Understanding how to stage an intervention is crucial when you’re close with someone addicted to drugs or alcohol. While you might feel helpless as you watch them continue with substance abuse, this feeling of helplessness will dissipate upon learning how to do an intervention.
You’re nervous about your loved one’s addiction, and you want them to get the help they need to get better. You want them to find the best transition of themselves. Although you’re feeling helpless now, after reading this article, you’ll know how you can assist your loved one in bringing about the crucial change they so desperately need.
Interventions are your way to be proactive in your loved one’s addiction. With interventions resulting in over 90 percent of people finding help, they’re quite beneficial. In this article, we’ll discuss how to proceed with an intervention to boost your chances of getting your loved one the treatment they need to heal.
Your call could save a life.
Choosing Who Will Attend The Intervention
As you conduct an intervention, those in attendance must know the individual you’re trying to persuade to get treatment. These should be people who care about the person’s well-being. People lacking a positive relationship with the addicted individual should not come to the intervention. Personal problems and fixing relationships are not part of interventions, meaning they should be avoided.

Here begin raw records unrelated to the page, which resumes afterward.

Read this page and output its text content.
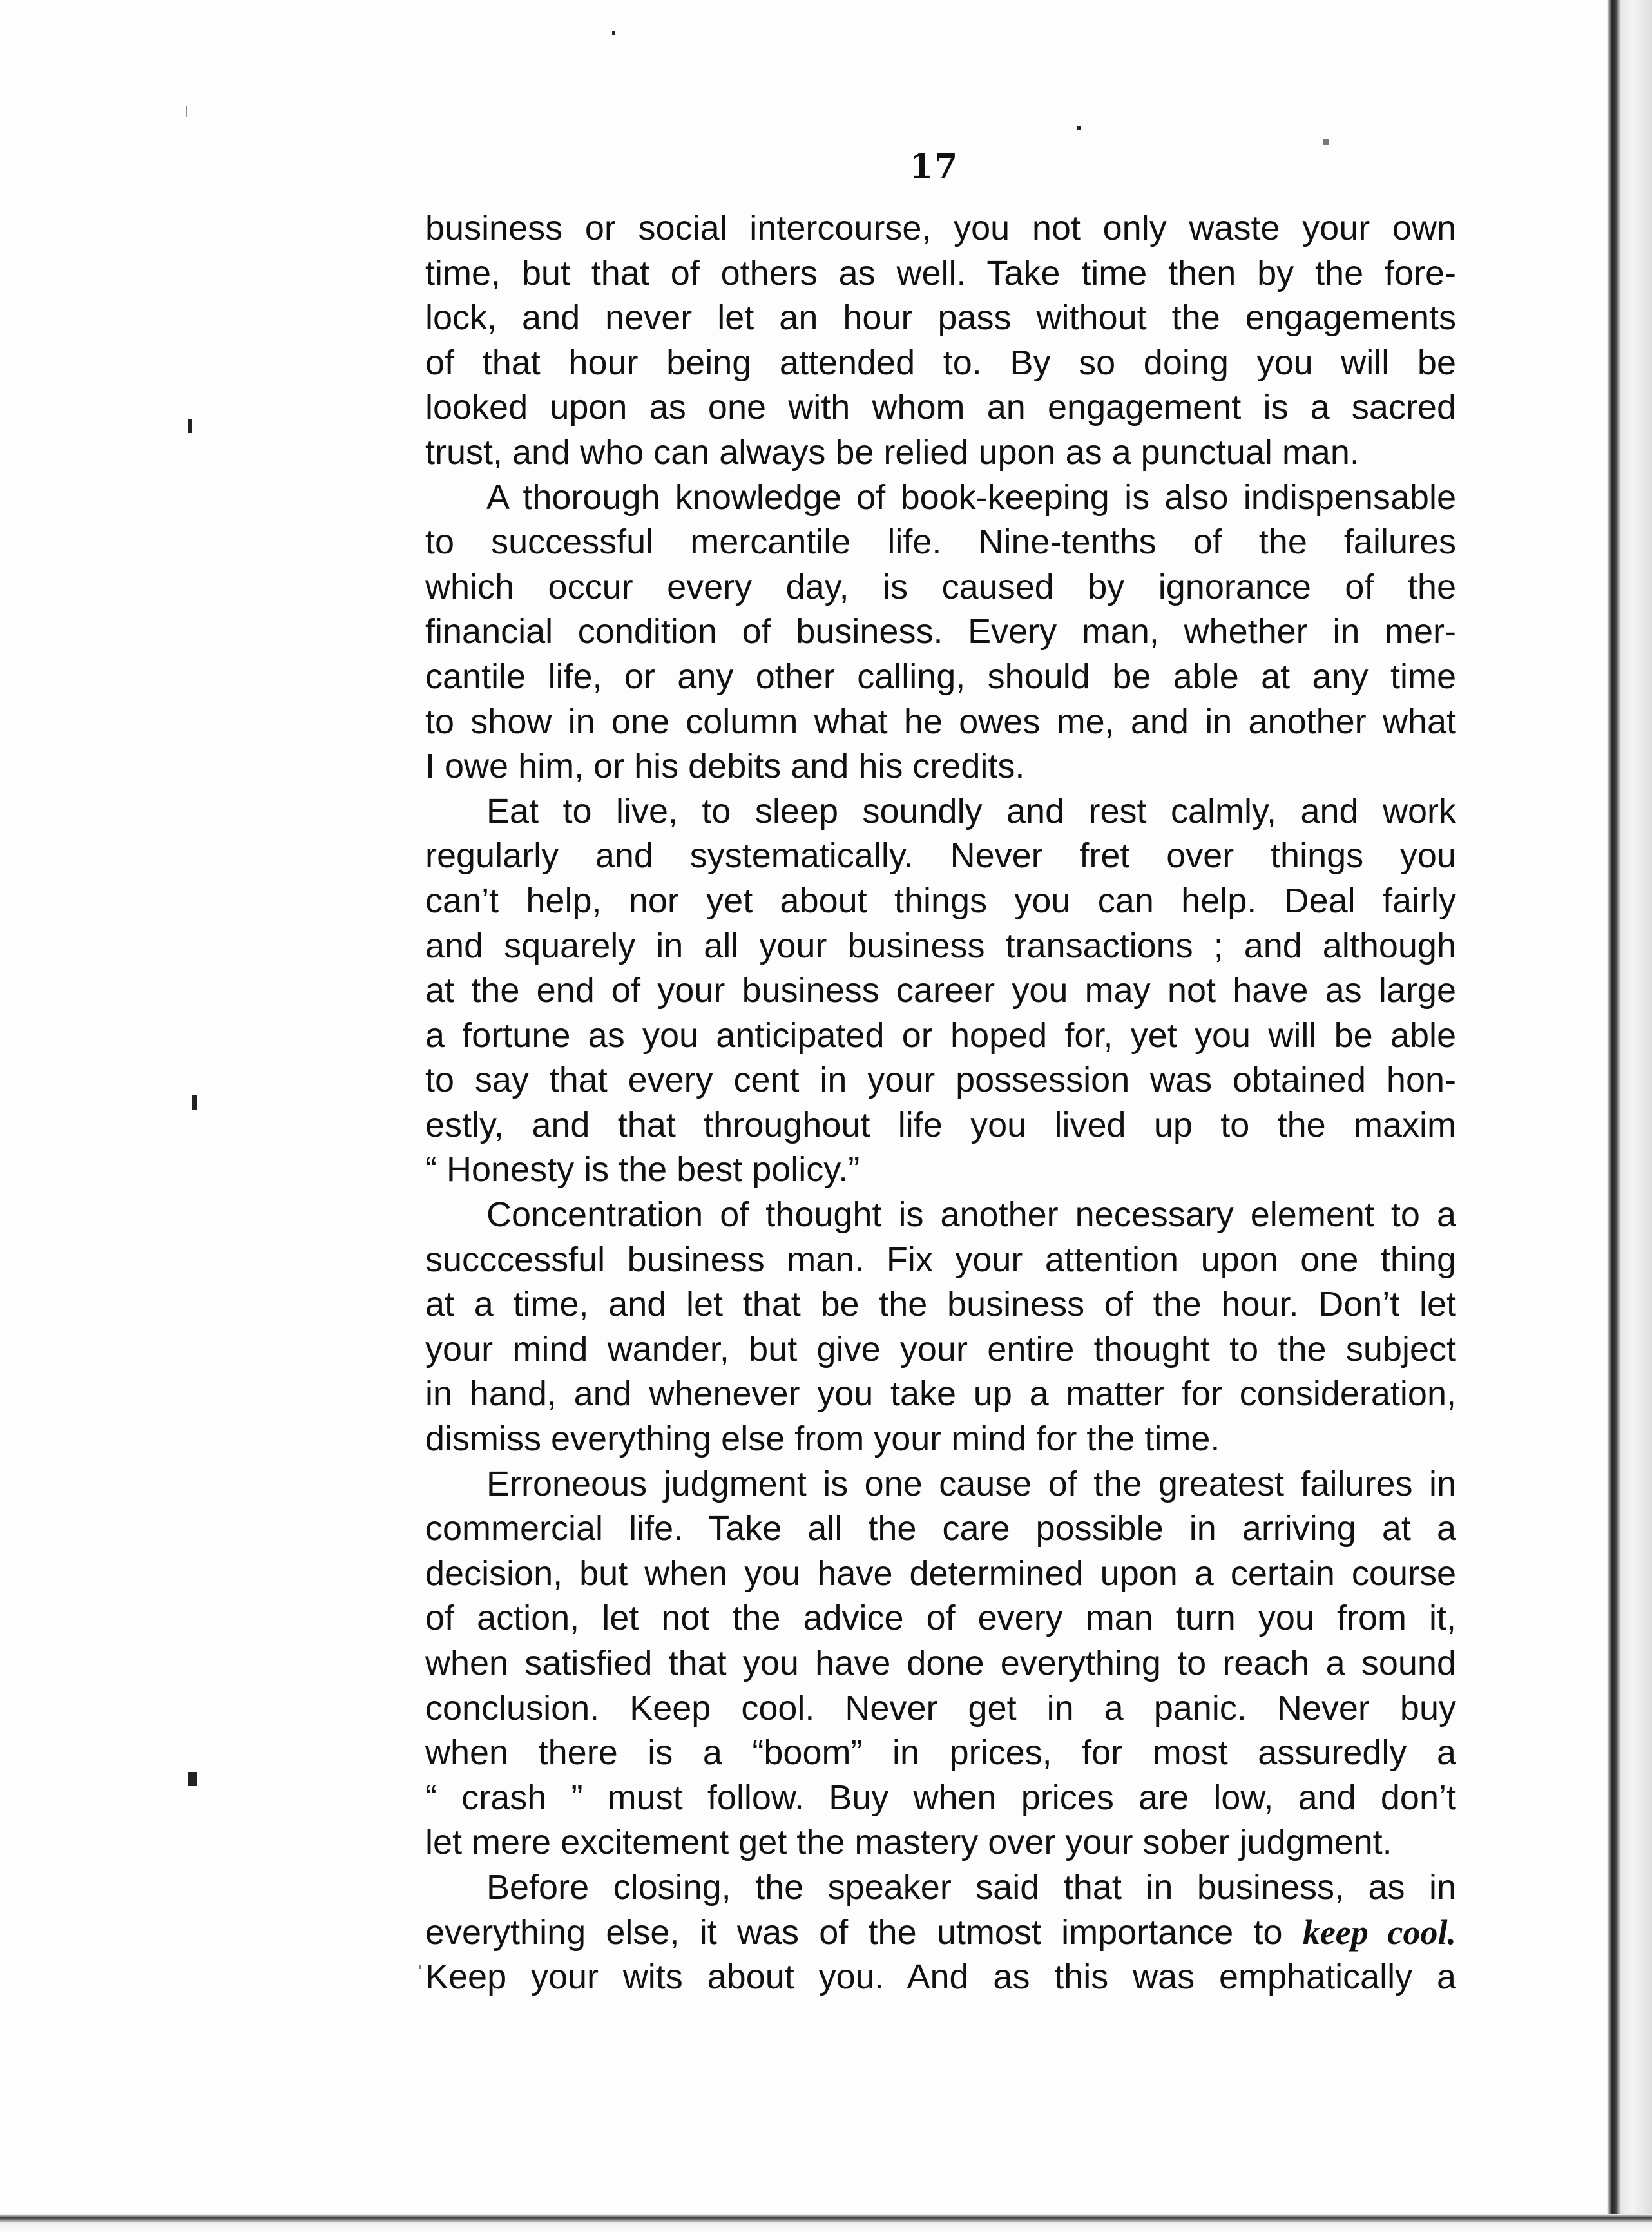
17
business or social intercourse, you not only waste your own
time, but that of others as well. Take time then by the fore-
lock, and never let an hour pass without the engagements
of that hour being attended to. By so doing you will be
looked upon as one with whom an engagement is a sacred
trust, and who can always be relied upon as a punctual man.
A thorough knowledge of book-keeping is also indispensable
to successful mercantile life. Nine-tenths of the failures
which occur every day, is caused by ignorance of the
financial condition of business. Every man, whether in mer-
cantile life, or any other calling, should be able at any time
to show in one column what he owes me, and in another what
I owe him, or his debits and his credits.
Eat to live, to sleep soundly and rest calmly, and work
regularly and systematically. Never fret over things you
can’t help, nor yet about things you can help. Deal fairly
and squarely in all your business transactions ; and although
at the end of your business career you may not have as large
a fortune as you anticipated or hoped for, yet you will be able
to say that every cent in your possession was obtained hon-
estly, and that throughout life you lived up to the maxim
“ Honesty is the best policy.”
Concentration of thought is another necessary element to a
succcessful business man. Fix your attention upon one thing
at a time, and let that be the business of the hour. Don’t let
your mind wander, but give your entire thought to the subject
in hand, and whenever you take up a matter for consideration,
dismiss everything else from your mind for the time.
Erroneous judgment is one cause of the greatest failures in
commercial life. Take all the care possible in arriving at a
decision, but when you have determined upon a certain course
of action, let not the advice of every man turn you from it,
when satisfied that you have done everything to reach a sound
conclusion. Keep cool. Never get in a panic. Never buy
when there is a “boom” in prices, for most assuredly a
“ crash ” must follow. Buy when prices are low, and don’t
let mere excitement get the mastery over your sober judgment.
Before closing, the speaker said that in business, as in
everything else, it was of the utmost importance to keep cool.
Keep your wits about you. And as this was emphatically a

The intervention should motivate and persuade the person to seek treatment. With this in mind, successful interventions engage the entire family with recovery. Ideally, the whole family will take part in addressing the causes of their loved one’s addiction, developing long-term solutions to help everyone make progress.
Making Sure The Time Is Right For The Intervention
Ensuring it’s the right time to talk is helpful. With this in mind, it’s best to talk to your loved one when they’re sober. If this isn’t possible, have the intervention when they’re as close to a sober state of mind as possible. Discussing addiction when someone is high isn’t the best idea because substances can make it difficult to reach the person.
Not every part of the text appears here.